From e.g. http://www.juniper.net/support/downloads/?p=srx5600 :

«High: Junos OS Release 12.2, 12.3 and 13.1 are not supported On SRX
Series, J Series, LN1000 and WXC-ISM-200( PSN-2012-09-707).»

Tore




Re: Verizon DSL moving to CGN

2013-04-08 Thread Tore Anderson
* Owen DeLong

 The need for CGN is not divorced from the failure to deploy IPv6, it
 is caused by it.

In a historical context, this is true enough. If we had accomplished
ubiquitous IPv6 deployment ten years ago, there would be no IPv4
depletion, and there would be no CGN. However, that ship has sailed long
ago. You're using present tense where you should have used past.

 I was responding to Mikael's claim that pushing content providers to
 deploy IPv6 was orthogonal to the need for CGN.

If we put down the history books and focus on today's operational
realities, it *is* orthogonal. If you're an ISP fresh out of IPv4
addresses today, pushing content providers to deploy IPv6 is simply
not a realistic strategy to deal with it. CGN is.

 Clearly your statement here indicates that you see my point that it
 is NOT orthogonal, but, in fact the failure of content providers to
 deploy IPv6 _IS_ the driving cause for CGN.

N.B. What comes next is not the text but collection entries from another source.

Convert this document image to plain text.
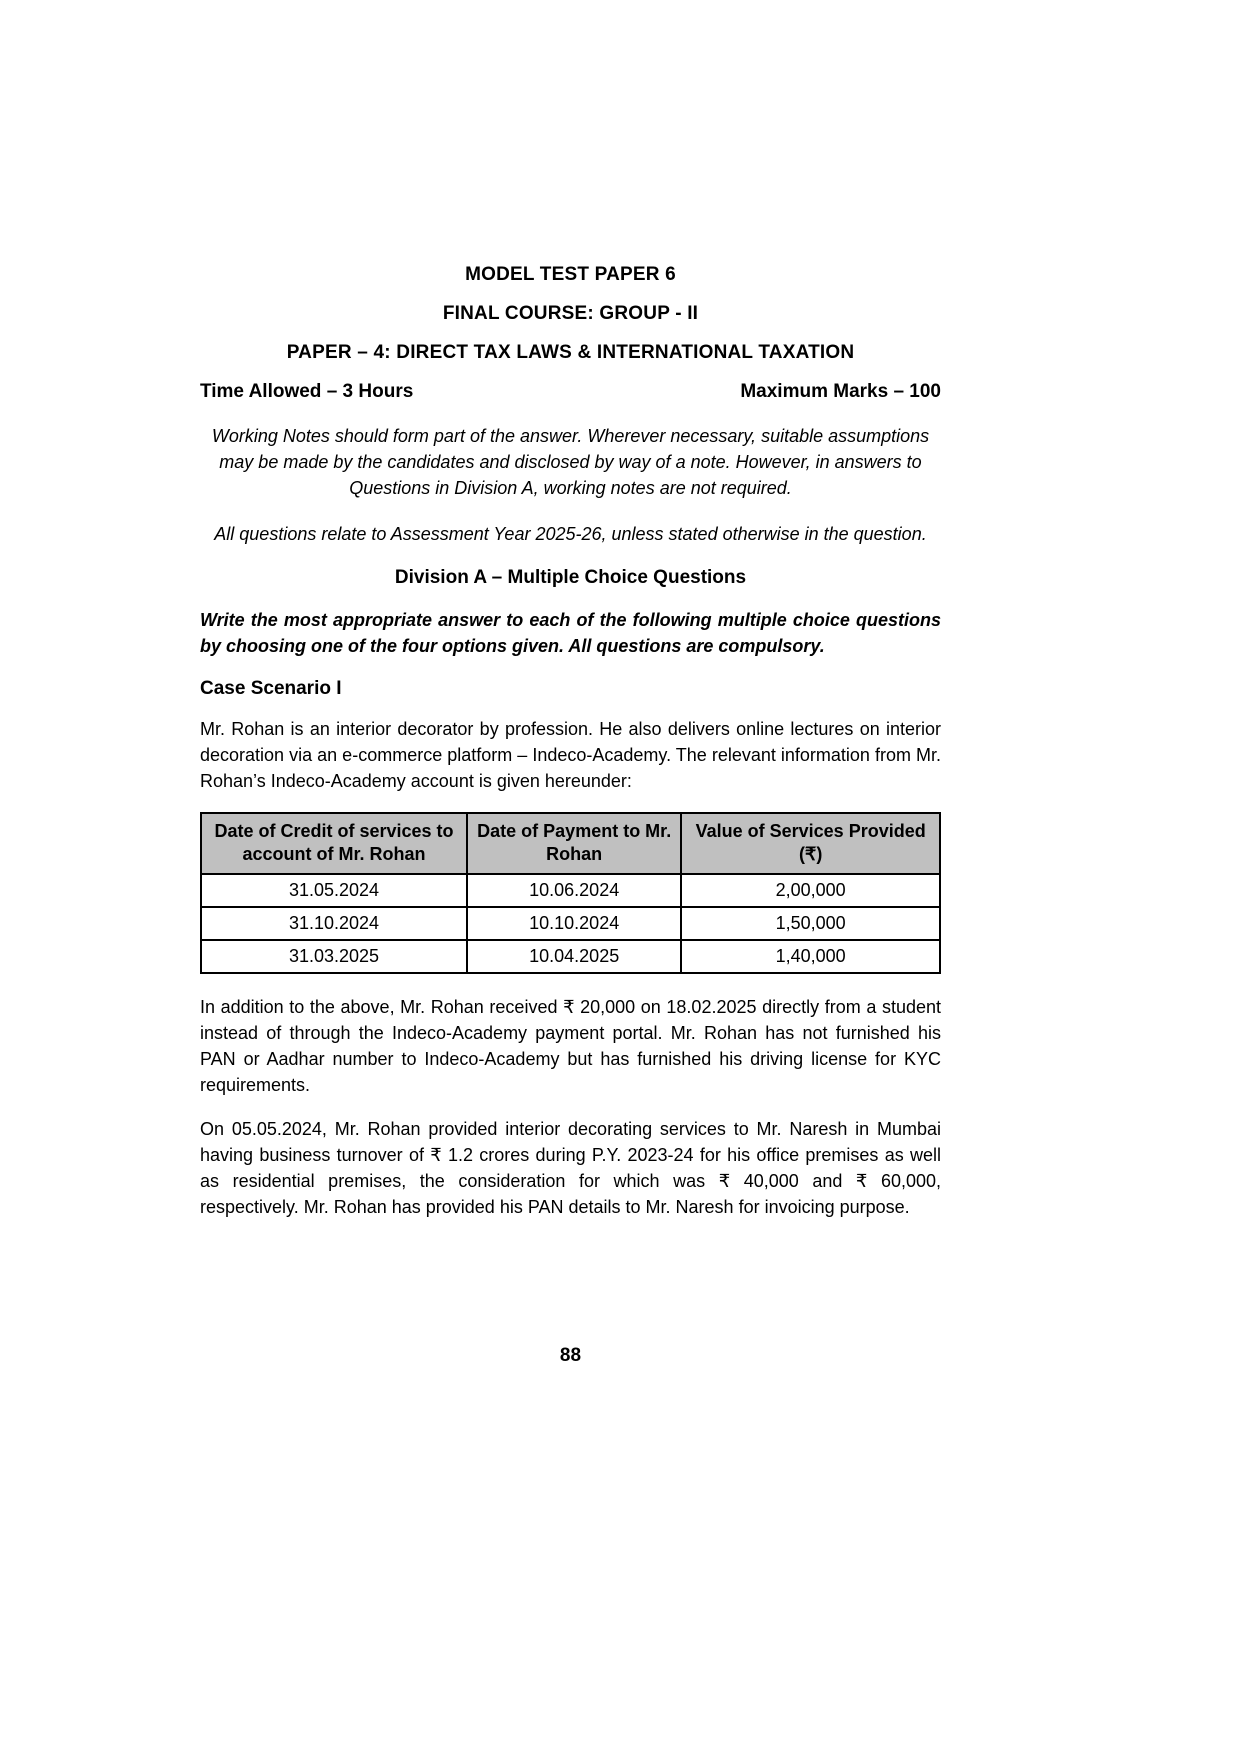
MODEL TEST PAPER 6
FINAL COURSE: GROUP - II
PAPER – 4: DIRECT TAX LAWS & INTERNATIONAL TAXATION
Time Allowed – 3 Hours	Maximum Marks – 100
Working Notes should form part of the answer. Wherever necessary, suitable assumptions may be made by the candidates and disclosed by way of a note. However, in answers to Questions in Division A, working notes are not required.
All questions relate to Assessment Year 2025-26, unless stated otherwise in the question.
Division A – Multiple Choice Questions
Write the most appropriate answer to each of the following multiple choice questions by choosing one of the four options given. All questions are compulsory.
Case Scenario I
Mr. Rohan is an interior decorator by profession. He also delivers online lectures on interior decoration via an e-commerce platform – Indeco-Academy. The relevant information from Mr. Rohan’s Indeco-Academy account is given hereunder:
Date of Credit of services to account of Mr. Rohan	Date of Payment to Mr. Rohan	Value of Services Provided (₹)
31.05.2024	10.06.2024	2,00,000
31.10.2024	10.10.2024	1,50,000
31.03.2025	10.04.2025	1,40,000
In addition to the above, Mr. Rohan received ₹ 20,000 on 18.02.2025 directly from a student instead of through the Indeco-Academy payment portal. Mr. Rohan has not furnished his PAN or Aadhar number to Indeco-Academy but has furnished his driving license for KYC requirements.
On 05.05.2024, Mr. Rohan provided interior decorating services to Mr. Naresh in Mumbai having business turnover of ₹ 1.2 crores during P.Y. 2023-24 for his office premises as well as residential premises, the consideration for which was ₹ 40,000 and ₹ 60,000, respectively. Mr. Rohan has provided his PAN details to Mr. Naresh for invoicing purpose.
88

I'm not sure why you are singling out content providers, BTW. There are
no shortage of other things out there that have an absolute hard
requirement on IPv4 to function properly. Gaming consoles, Android
phones and tables, iOS phones and tablets[1], home gateways, software
and apps, embedded devices, ... - the list goes on and on.

If the only missing piece of the puzzle was the lack of IPv6 support at
the content providers' side, IPv6+NAT64 would constitute a perfectly
viable residential/cellular internet service. As far as I know, however,
not a single provider is seriously considering this strategy going
forward. That's telling.

Tore

[1] From what I hear, anyway. They used to work fine on IPv6-only
wireless networks, I've seen it myself, but I've been told that it's
taken a turn for the worse over the course of the last year.



Re: Verizon DSL moving to CGN

2013-04-08 Thread Tore Anderson
* Mikael Abrahamsson

 On Mon, 8 Apr 2013, Rajiv Asati (rajiva) wrote:
 
 MAP is all about stateless (NAT64 of Encapsulation) and IPv6 enabled
 access. MAP makes much more sense in any SP network having its
 internet customers do IPv4 address sharing and embrace IPv6.
 
 It's still NAT.

AIUI, the standards-track flavour of MAP, MAP-E, is *not* NAT - it is
tunneling, pure encap/decap plus a clever way to calculate the outer
IPv6 src/dst addresses from the inner IPv4 addresses and ports. The
inner IPv4 packets are not modified by the centralised MAP tunneling
routers, so there is no Network Address Translation being performed.

The tunnel endpoint will 99.99% of cases be a CPE with a NAPT44
component though, so there is some NAT involved in the overall solution,
but it's pretty much the same as what we have in today's CPEs/HGWs. The
only significant difference is that a MAP CPE must be prepared to not
being able to use all the 65536 source ports.